Understanding the molecular basis underlying the formation of bone-forming osteocytes and lipid-storing adipocytes will help provide insights into the cause of disorders originating in stem/progenitor cells and develop therapeutic treatments for bone- or adipose- related diseases. In this study, the role of RGS2 and RGS4, two members of the Regulators of G protein Signaling (RGS) family, were investigated during adipogenic and osteogenic differentiation of human mesenchymal stem cells (hMSCs). HMSCs are multipotent adult stem cells that normally reside in adipose tissue and bone marrow. They can be expanded and differentiated into mature adipocytes or osteocytes upon receiving the appropriate stimuli in vitro, making them an excellent cellular model for studying human adipogenesis and osteogenesis.
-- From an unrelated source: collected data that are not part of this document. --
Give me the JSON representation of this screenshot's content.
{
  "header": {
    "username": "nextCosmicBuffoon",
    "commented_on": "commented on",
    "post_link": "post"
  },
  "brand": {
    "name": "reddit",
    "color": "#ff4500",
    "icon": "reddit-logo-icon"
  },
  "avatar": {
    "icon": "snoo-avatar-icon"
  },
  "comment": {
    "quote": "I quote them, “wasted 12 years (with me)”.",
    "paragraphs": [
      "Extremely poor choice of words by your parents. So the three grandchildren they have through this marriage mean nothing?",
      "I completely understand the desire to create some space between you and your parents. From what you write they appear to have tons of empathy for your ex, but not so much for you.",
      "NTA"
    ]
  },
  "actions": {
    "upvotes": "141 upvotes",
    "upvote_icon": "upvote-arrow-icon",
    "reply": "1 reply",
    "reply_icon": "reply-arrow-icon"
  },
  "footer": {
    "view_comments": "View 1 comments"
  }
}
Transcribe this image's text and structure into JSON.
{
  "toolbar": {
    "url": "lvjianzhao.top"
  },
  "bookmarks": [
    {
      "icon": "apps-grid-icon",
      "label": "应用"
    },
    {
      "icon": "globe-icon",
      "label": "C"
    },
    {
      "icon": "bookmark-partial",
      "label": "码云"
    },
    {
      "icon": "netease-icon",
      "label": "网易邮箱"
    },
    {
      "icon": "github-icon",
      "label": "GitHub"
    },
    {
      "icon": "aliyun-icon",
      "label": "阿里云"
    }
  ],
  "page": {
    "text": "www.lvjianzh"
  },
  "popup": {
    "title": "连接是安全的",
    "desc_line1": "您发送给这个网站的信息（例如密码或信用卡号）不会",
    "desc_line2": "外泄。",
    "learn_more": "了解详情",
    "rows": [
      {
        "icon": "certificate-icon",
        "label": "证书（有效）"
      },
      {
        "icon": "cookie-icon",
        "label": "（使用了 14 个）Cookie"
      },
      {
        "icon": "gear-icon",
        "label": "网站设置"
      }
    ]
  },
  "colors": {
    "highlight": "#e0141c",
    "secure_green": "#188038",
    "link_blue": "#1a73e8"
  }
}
Expression of RGS2 and RGS4 were found to be inversely regulated during adipogenesis induced by dexamethasone (DEX) and 3-isobutyl-methylxanthine (IBMX), regardless of the presence of insulin, with RGS2 up-regulated and RGS4 down-regulated. RGS2 expression was also up-regulated during osteogenesis induced by Ascorbic Acid-2-phosphate, B-glycerophosphate and DEX, at a level similar to that induced by treatment of DEX alone, a shared component of adipogenic and osteogenic differentiation inducing media, but significantly lower than the level induced by adipogenic inducing media. RGS4 expression was down-regulated during the first 48 hours of osteogenenesis but up-regulated afterwards, in both cases at levels similar to that induced by DEX alone. Expression knock-down using small interfering RNA against RGS2 resulted in decreased differentiation efficiency during both adipogenesis and osteogenesis. On the other hand, expression knock-down of RGS4 also resulted in decreased adipogenic differentiation but increased osteogenic differentiation. Taken together, my results demonstrate that RGS2 and RGS4 are differentially regulated during adipogenic and osteogenic differentiation of hMSCs, whose expression are regulated by both DEX and IBMX during adipogenesis but only by DEX during osteogenesis. In addition, both RGS2 and RGS4 play positive roles during adipogenesis, but opposing roles during osteogenesis, with RGS2 as a positive regulator and RGS4 as a negative regulator.